Decision Rules to Break Anchoring

The Purchase Price Blind Test

Before any hold/sell decision, ask: "If I had this money in cash today, would I buy this stock at its current price?"

If the answer is no, the default is to sell -- unless you have a specific reason not to (tax timing, lockup period, high transaction costs).

Quarterly upgrade: Write a fresh investment thesis for each position without looking at cost basis first. Only after writing the thesis, check whether your current holding matches it. If the thesis says "sell" but you are holding, anchoring is controlling you.

Cost Basis Concealment

Hide purchase price from your brokerage display. Show shares held, current price, and total value. Hide cost basis, percent gain/loss, and dollar gain/loss. What you cannot see cannot anchor you.

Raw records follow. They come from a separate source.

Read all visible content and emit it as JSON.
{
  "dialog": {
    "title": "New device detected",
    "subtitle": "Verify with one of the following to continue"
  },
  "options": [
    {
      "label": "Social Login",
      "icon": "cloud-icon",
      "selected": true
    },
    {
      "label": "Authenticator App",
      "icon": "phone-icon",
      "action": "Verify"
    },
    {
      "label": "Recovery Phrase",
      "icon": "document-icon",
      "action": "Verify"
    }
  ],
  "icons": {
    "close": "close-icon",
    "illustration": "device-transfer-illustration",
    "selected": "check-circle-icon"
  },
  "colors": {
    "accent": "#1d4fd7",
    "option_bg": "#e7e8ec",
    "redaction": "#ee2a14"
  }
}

This matters most in tax-deferred accounts (IRAs, 401ks), where cost basis has no tax relevance anyway.

Fundamental Anchor Replacement

If you need a reference point, use one grounded in fundamentals -- P/E ratio versus 10-year average, price-to-sales versus sector median -- not arbitrary historical prices.

KEY INSIGHT: Replace the question "How far is this from my purchase price?" with "How does its valuation compare to historical and sector fundamentals?" This single substitution neutralizes the anchor.

Detection Signals

You are anchored if any of these apply:

  • You use phrases like "waiting to get back to breakeven"
  • Your sell targets cluster near round numbers close to your purchase price
  • You evaluate stocks as "up/down X%" from purchase rather than cheap or expensive on fundamentals
  • You cannot explain why you are holding a position without mentioning what you paid
  • A different hypothetical purchase price would change your decision today

Quick Self-Test: The Reversed Anchor Exercise

Pick a position you currently hold. Imagine you had bought it at twice the current price. Would you sell to "cut losses"? Now imagine you had bought at half the current price. Would you sell to "take profits"? If different purchase prices produce different decisions, you are anchored. A fundamentals-based decision stays the same regardless of what you paid.

When Purchase Price Legitimately Matters

Purchase price is not always irrelevant. It matters for tax planning (determining short-term versus long-term capital gains), performance measurement (calculating returns), and regulatory reporting. The test: is the purchase price causing your decision, or just measuring the outcome? If causing, that is anchor bias. If measuring, that is legitimate use.

  • Loss Aversion and How to Counter It
  • Recency Bias During Sell-Offs
  • Confirmation Bias in Stock Research
  • Disposition Effect and Taxable Accounts

References

Genesove, D., & Mayer, C. (2001). Loss Aversion and Seller Behavior: Evidence from the Housing Market. The Quarterly Journal of Economics, 116(4), 1233-1260.

Kaustia, M., & Knupfer, S. (2008). Do Investors Overweight Personal Experience? Evidence from IPO Subscriptions. The Journal of Finance, 63(6), 2679-2702.

Shefrin, H., & Statman, M. (1985). The Disposition to Sell Winners Too Early and Ride Losers Too Long. The Journal of Finance, 40(3), 777-790.

Tversky, A., & Kahneman, D. (1974). Judgment under Uncertainty: Heuristics and Biases. Science, 185(4157), 1124-1131.